Arrow Research search

Author name cluster

Feiyu Duan

Possible papers associated with this exact author name in Arrow. This page groups case-insensitive exact name matches and is not a full identity disambiguation profile.

2 papers
1 author row

Possible papers

2

AAAI Conference 2025 Conference Paper

Enhancing LLMs via High-Knowledge Data Selection

  • Feiyu Duan
  • Xuemiao Zhang
  • Sirui Wang
  • Haoran Que
  • Yuqi Liu
  • Wenge Rong
  • Xunliang Cai

The performance of Large Language Models (LLMs) is intrinsically linked to the quality of its training data. Although several studies have proposed methods for high-quality data selection, they do not consider the importance of knowledge richness in text corpora. In this paper, we propose a novel and gradient-free High-Knowledge Scorer (HKS) to select high-quality data from the dimension of knowledge, to alleviate the problem of knowledge scarcity in the pre-trained corpus. We propose a comprehensive multi-domain knowledge element pool and introduce knowledge density and coverage as metrics to assess the knowledge content of the text. Based on this, we propose a comprehensive knowledge scorer to select data with intensive knowledge, which can also be utilized for domain-specific high-knowledge data selection by restricting knowledge elements to the specific domain. We train models on a high-knowledge bilingual dataset, and experimental results demonstrate that our scorer improves the model's performance in knowledge-intensive and general comprehension tasks, and is effective in enhancing both the generic and domain-specific capabilities of the model.

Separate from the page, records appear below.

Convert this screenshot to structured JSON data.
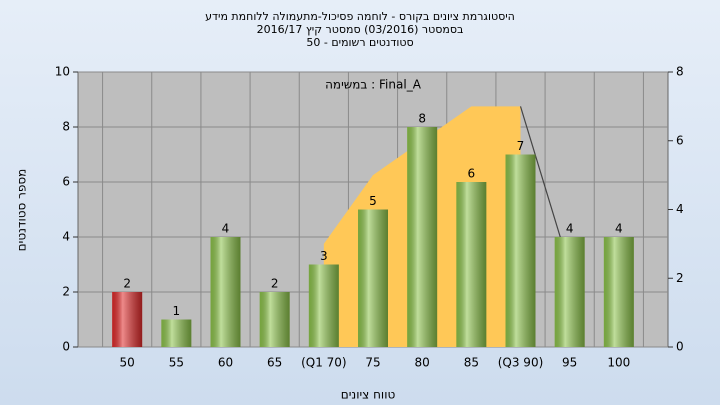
{
  "chart_data": {
    "type": "bar",
    "title_lines": [
      "היסטוגרמת ציונים בקורס - לוחמה פסיכול-מתעמולה ללוחמת מידע",
      "בסמסטר (03/2016) סמסטר קיץ 2016/17",
      "סטודנטים רשומים - 50"
    ],
    "annotation": "במשימה : Final_A",
    "x_label": "טווח ציונים",
    "y_label": "מספר סטודנטים",
    "categories": [
      "50",
      "55",
      "60",
      "65",
      "(Q1 70)",
      "75",
      "80",
      "85",
      "(Q3 90)",
      "95",
      "100"
    ],
    "values": [
      2,
      1,
      4,
      2,
      3,
      5,
      8,
      6,
      7,
      4,
      4
    ],
    "colors": [
      "#e02a2a",
      "#8cc34a",
      "#8cc34a",
      "#8cc34a",
      "#8cc34a",
      "#8cc34a",
      "#8cc34a",
      "#8cc34a",
      "#8cc34a",
      "#8cc34a",
      "#8cc34a"
    ],
    "series": [
      {
        "type": "area",
        "axis": "y2",
        "color": "#ffc857",
        "values": [
          null,
          null,
          null,
          null,
          3,
          5,
          6,
          7,
          7,
          null,
          null
        ]
      },
      {
        "type": "line",
        "axis": "y2",
        "color": "#444444",
        "values": [
          null,
          null,
          null,
          null,
          null,
          null,
          null,
          null,
          7,
          2.3,
          null
        ]
      }
    ],
    "ylim": [
      0,
      10
    ],
    "yticks": [
      0,
      2,
      4,
      6,
      8,
      10
    ],
    "y2lim": [
      0,
      8
    ],
    "y2ticks": [
      0,
      2,
      4,
      6,
      8
    ],
    "grid": true
  }
}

NeurIPS Conference 2024 Conference Paper

D-CPT Law: Domain-specific Continual Pre-Training Scaling Law for Large Language Models

  • Haoran Que
  • Jiaheng Liu
  • Ge Zhang
  • Chenchen Zhang
  • Xingwei Qu
  • Yinghao Ma
  • Feiyu Duan
  • Zhiqi Bai

Continual Pre-Training (CPT) on Large Language Models (LLMs) has been widely used to expand the model’s fundamental understanding of specific downstream domains (e. g. , math and code). For the CPT on domain-specific LLMs, one important question is how to choose the optimal mixture ratio between the general-corpus (e. g. , Dolma, Slim-pajama) and the downstream domain-corpus. Existing methods usually adopt laborious human efforts by grid-searching on a set of mixture ratios, which require high GPU training consumption costs. Besides, we cannot guarantee the selected ratio is optimal for the specific domain. To address the limitations of existing methods, inspired by the Scaling Law for performance prediction, we propose to investigate the Scaling Law of the Domain-specific Continual Pre-Training (D-CPT Law) to decide the optimal mixture ratio with acceptable training costs for LLMs of different sizes. Specifically, by fitting the D-CPT Law, we can easily predict the general and downstream performance of arbitrary mixture ratios, model sizes, and dataset sizes using small-scale training costs on limited experiments. Moreover, we also extend our standard D-CPT Law on cross-domain settings and propose the Cross-Domain D-CPT Law to predict the D-CPT law of target domains, where very small training costs (about 1\% of the normal training costs) are needed for the target domains. Comprehensive experimental results on six downstream domains demonstrate the effectiveness and generalizability of our proposed D-CPT Law and Cross-Domain D-CPT Law.